Woolley’s biggest client for the last two years has been the American Society of News Editors (ASNE), a national news leadership group that focuses on quality journalism. We all know that newspaper readership is down across the country. Now millions of Americans get their news from other sources, such as social media. The problem, says Woolley, is that these sources often infuse their reporting with opinions presented as facts. He believes that news literacy is critical to public discourse that ultimately leads to policy change.

“We can disagree in our values and objectives,” Woolley said, “but we have to agree on the facts. We have to be on the same page about news and events as the foundation for healthy debate and exchange of ideas”
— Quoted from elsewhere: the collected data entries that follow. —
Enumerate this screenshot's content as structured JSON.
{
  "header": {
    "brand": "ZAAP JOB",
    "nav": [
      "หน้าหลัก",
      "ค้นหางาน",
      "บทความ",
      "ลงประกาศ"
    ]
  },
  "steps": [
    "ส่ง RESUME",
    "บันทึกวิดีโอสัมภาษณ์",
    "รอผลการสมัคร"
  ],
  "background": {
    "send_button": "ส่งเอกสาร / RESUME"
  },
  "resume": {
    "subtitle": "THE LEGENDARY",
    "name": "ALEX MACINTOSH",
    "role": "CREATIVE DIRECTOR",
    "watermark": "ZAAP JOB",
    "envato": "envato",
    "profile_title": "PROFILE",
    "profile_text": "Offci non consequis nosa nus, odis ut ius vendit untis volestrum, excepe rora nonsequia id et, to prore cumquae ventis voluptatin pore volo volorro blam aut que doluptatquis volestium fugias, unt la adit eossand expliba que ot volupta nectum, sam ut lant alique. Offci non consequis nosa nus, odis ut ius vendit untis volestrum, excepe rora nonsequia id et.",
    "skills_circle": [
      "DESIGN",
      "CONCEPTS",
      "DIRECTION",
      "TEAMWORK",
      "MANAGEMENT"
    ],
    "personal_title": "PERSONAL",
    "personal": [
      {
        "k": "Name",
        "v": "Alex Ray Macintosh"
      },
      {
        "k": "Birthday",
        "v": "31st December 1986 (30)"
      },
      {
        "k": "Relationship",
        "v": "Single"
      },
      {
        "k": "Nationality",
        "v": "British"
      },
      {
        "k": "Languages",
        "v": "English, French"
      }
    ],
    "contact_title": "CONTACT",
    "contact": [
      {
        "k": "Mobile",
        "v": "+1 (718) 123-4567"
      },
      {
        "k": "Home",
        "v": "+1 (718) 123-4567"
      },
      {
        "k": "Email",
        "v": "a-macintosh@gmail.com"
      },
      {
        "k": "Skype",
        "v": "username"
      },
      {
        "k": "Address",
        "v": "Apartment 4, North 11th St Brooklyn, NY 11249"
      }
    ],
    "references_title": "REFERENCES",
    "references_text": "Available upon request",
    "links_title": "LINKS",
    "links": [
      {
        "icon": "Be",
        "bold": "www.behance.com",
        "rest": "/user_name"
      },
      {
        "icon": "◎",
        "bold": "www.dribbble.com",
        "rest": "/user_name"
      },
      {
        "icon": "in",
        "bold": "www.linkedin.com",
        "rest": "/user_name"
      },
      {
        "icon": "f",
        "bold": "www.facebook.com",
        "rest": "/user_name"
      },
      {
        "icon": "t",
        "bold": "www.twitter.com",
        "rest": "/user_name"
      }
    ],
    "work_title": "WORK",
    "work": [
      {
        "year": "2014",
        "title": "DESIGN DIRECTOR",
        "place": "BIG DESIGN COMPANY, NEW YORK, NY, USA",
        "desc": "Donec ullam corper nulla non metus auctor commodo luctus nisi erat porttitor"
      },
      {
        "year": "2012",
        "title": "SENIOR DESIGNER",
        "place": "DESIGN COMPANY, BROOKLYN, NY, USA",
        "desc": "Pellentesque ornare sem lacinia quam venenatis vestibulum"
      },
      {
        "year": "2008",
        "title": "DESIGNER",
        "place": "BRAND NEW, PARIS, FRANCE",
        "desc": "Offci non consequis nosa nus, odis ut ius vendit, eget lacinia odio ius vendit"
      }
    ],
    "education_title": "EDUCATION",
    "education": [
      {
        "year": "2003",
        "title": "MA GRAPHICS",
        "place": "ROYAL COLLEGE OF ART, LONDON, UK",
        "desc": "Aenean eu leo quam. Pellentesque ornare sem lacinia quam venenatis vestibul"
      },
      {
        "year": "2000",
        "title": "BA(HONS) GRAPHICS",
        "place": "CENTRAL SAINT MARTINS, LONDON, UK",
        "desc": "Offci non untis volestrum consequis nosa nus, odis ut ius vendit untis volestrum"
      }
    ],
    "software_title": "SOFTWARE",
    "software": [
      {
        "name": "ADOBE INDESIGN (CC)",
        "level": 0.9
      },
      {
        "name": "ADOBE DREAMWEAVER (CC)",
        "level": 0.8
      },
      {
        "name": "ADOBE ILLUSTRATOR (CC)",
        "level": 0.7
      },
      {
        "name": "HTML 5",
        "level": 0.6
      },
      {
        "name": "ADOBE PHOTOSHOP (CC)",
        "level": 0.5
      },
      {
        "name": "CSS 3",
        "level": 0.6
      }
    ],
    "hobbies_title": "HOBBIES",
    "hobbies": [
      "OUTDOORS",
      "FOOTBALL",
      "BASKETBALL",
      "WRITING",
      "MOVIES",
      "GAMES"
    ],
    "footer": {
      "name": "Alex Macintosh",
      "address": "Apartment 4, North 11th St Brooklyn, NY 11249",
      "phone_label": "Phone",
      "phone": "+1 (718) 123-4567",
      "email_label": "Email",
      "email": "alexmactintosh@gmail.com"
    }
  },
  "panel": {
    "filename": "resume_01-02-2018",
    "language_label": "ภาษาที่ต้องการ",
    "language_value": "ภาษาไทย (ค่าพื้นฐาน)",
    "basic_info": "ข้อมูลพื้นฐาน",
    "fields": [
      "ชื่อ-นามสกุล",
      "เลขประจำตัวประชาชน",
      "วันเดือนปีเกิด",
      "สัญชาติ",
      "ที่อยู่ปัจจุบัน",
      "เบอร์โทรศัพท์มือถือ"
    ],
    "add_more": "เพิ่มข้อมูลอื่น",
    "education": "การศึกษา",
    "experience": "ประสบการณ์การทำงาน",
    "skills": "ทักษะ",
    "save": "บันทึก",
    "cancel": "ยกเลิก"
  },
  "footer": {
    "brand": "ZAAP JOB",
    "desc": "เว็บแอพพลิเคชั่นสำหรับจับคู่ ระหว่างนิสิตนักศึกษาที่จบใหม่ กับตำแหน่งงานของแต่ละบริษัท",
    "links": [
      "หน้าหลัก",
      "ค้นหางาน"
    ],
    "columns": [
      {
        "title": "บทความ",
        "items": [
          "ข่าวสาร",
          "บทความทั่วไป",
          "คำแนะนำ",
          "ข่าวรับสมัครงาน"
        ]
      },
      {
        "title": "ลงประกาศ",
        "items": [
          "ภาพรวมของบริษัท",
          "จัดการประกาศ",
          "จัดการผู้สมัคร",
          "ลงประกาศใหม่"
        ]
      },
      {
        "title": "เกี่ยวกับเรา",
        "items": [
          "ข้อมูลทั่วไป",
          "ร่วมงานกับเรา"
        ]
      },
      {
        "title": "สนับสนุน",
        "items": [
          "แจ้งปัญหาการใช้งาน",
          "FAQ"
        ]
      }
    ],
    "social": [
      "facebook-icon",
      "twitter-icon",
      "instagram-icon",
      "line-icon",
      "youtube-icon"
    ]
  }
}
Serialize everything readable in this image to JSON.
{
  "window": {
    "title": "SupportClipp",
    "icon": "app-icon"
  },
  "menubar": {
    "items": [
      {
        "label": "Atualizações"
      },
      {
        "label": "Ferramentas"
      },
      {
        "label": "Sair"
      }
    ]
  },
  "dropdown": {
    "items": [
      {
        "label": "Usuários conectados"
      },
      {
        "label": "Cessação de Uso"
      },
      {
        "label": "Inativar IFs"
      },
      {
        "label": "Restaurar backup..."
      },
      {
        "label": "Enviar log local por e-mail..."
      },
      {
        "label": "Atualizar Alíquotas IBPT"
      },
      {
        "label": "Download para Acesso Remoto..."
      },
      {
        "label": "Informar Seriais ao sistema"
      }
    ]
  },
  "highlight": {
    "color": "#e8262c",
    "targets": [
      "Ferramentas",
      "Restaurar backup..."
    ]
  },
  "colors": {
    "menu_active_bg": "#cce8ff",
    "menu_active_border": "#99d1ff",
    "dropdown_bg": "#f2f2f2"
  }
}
Two years ago ANSE launched Tennessee Tough Issues Forums to help local communities use the tools of news literacy to better understand often complex education reform issues. The project is in partnership with The News Literacy Project and the American Press Institute.

Woolley explained, "Education is too important of an issue to be using cherry-picked figures or outright propaganda as facts to shape the debate. We need to all know and trust the information we are using to frame the debate, and this program will help us separate fact and fiction."

Through his work with ANSE, Woolley would go out into rural and urban communities and hold forums to talk to attendees about where they get their news and whom they trust. And then they would educate them on news literacy as the foundation for their debates and decision making.

When Woolley joined the Board of the Nashville LGBT Chamber of Commerce four years ago, he drew upon his extensive experience to help the Chamber make significant steps towards achieving its broader goals.

“We are so much more than a networking organization, although that’s what we are known for,” said Woolley. “Our Board and our CEO, Lisa Howe, always wanted it to be more than that but needed help to get there.” The Chamber faced challenges such as communicating effectively with their members and coordinating their volunteers to help the small staff meet the different objectives of the Board.

When Woolley took the helm as President of the Chamber 2016, he and the Board made it their goal to reach 300 members over the next two years. They met that goal in six months! As the Chamber grows and welcomes more and more businesses into the fold, it gives the chamber the political clout to advocate for policy change to protect and advance the LGBT community. Woolley believes the Chamber is the most powerful kind of group toward achieving those objectives.

For example, he says, strictly grassroots groups can’t affect meaningful change without the backing of big business, because there are simply not enough of us who identify as LGBT to impact change through elections and positive influence in legislation. But with big business backing us, that is possible. And it’s happening. The relationship is mutually beneficial for the Chamber and its business partners, with whom it works toward change.

Woolley, the recent winner of the LGBT Chamber 2018 Community Service Award, is very excited for his next project, which will leverage the resources of existing businesses, advocacy groups, and health and welfare services that serve the LGBT community. This summer he will launch the Middle Tennessee Pride Community Center, which will provide a physical space for these groups to work more efficiently and cooperate with each other to ultimately better serve the LGBT community.

Nashville already has great organizations such as the LGBT Chamber of Commerce, TEP, Just Us, and various health and human services groups that do a great job of serving their constituents. But they are working in silos. And some literally lack space to meet and resources to coordinate their volunteers to execute on their objectives. The community center will allow these groups to more easily work together to achieve shared goals.

In addition to a central location for LGBT advocacy groups to coordinate their efforts to impact public policy, Woolley envisions a space that provides an array of services for everyone in the LGBT community, including youth who may struggle with unemployment or homelessness, the elderly who lack family support systems, and those requiring health services such as HIV prevention, education and assistance related to trans health.

Woolley has drawn inspiration from Casa Azafran, which he says has been amazing for the Latin/Hispanic Community in Middle Tennessee. He has also consulted with leaders in LGBT community centers in larger cities such as New York, San Francisco, and Chicago.